Christie, Agatha. Appointment With Death: Hercule Poirot Investigates (Hercule Poirot series Book 19) (p. 112). William Morrow Paperbacks. Kindle Edition.

‘This is M. Hercule Poirot. Staying with me. Been talking to him about this business down at Petra.’ ‘Ah, yes?’ Gerard’s quick eyes looked Poirot up and down. ‘You are interested?’
Hercule Poirot threw up his hands. ‘Alas! one is always incurably interested in one’s own subject.’

Christie, Agatha. Appointment With Death: Hercule Poirot Investigates (Hercule Poirot series Book 19) (p. 116). William Morrow Paperbacks. Kindle Edition.

When an elderly tyrant dies while abroad, Hercule Poirot finds himself investigating the possibility of one of the members of her family having killed her. The nineteenth Hercule Poirot has two parts, with the first relating the travel undertaken by the Boynton family and the second unravelling the details of the crime.

I didn't really enjoy this one as much as some of the other ones - it was somewhat slow and a bit too focused on the psychological elements of the family's dynamics. It was an interesting insight into the views on mental health back in the day but not really my favourite thing to read.

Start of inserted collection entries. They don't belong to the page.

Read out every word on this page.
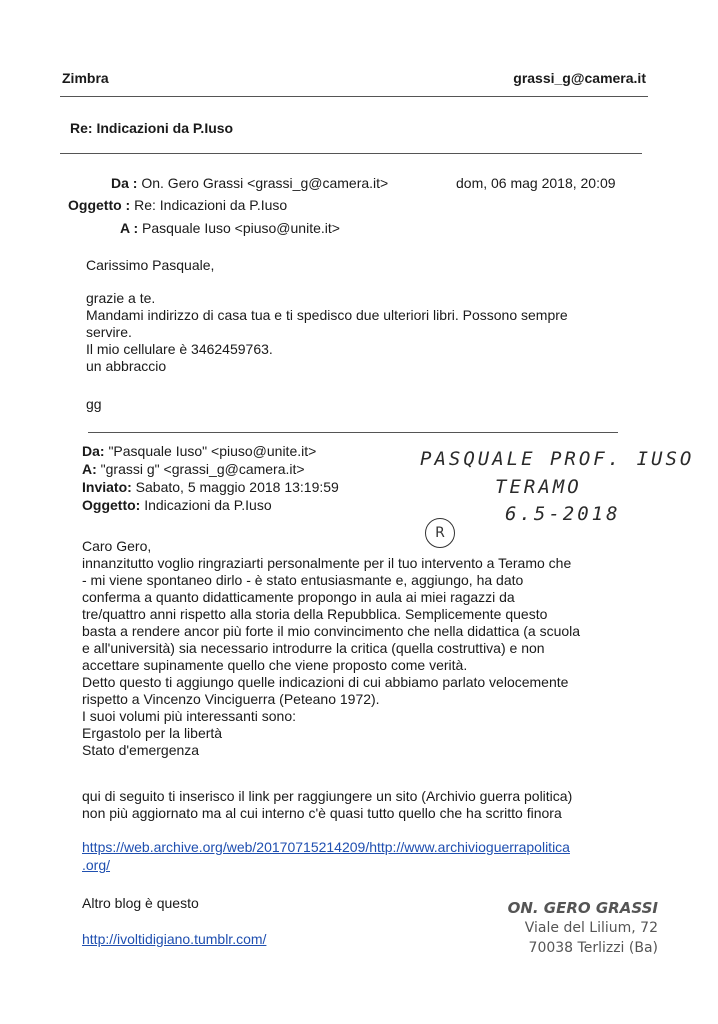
Zimbra	grassi_g@camera.it
Re: Indicazioni da P.Iuso
Da : On. Gero Grassi <grassi_g@camera.it>	dom, 06 mag 2018, 20:09
Oggetto : Re: Indicazioni da P.Iuso
A : Pasquale Iuso <piuso@unite.it>
Carissimo Pasquale,
grazie a te.
Mandami indirizzo di casa tua e ti spedisco due ulteriori libri. Possono sempre
servire.
Il mio cellulare è 3462459763.
un abbraccio
gg
Da: "Pasquale Iuso" <piuso@unite.it>
A: "grassi g" <grassi_g@camera.it>
Inviato: Sabato, 5 maggio 2018 13:19:59
Oggetto: Indicazioni da P.Iuso
PASQUALE PROF. IUSO
TERAMO
6.5-2018
R
Caro Gero,
innanzitutto voglio ringraziarti personalmente per il tuo intervento a Teramo che
- mi viene spontaneo dirlo - è stato entusiasmante e, aggiungo, ha dato
conferma a quanto didatticamente propongo in aula ai miei ragazzi da
tre/quattro anni rispetto alla storia della Repubblica. Semplicemente questo
basta a rendere ancor più forte il mio convincimento che nella didattica (a scuola
e all'università) sia necessario introdurre la critica (quella costruttiva) e non
accettare supinamente quello che viene proposto come verità.
Detto questo ti aggiungo quelle indicazioni di cui abbiamo parlato velocemente
rispetto a Vincenzo Vinciguerra (Peteano 1972).
I suoi volumi più interessanti sono:
Ergastolo per la libertà
Stato d'emergenza
qui di seguito ti inserisco il link per raggiungere un sito (Archivio guerra politica)
non più aggiornato ma al cui interno c'è quasi tutto quello che ha scritto finora
https://web.archive.org/web/20170715214209/http://www.archivioguerrapolitica
.org/
Altro blog è questo
http://ivoltidigiano.tumblr.com/
ON. GERO GRASSI
Viale del Lilium, 72
70038 Terlizzi (Ba)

The other characters were kind of bland and although I felt for the family for living under Mrs Boynton's thumb, I didn't really want to read about them. I didn't guess the killer either - but I pretty much suspected everyone except the person it was. Including Miss Pierce the lady who was accompanying Lady Westholme. I thought for sure that her wishy washy memory was her lying - and didn't remotely guess that it was actually being easily influenced by a strong personality who needed an alibi.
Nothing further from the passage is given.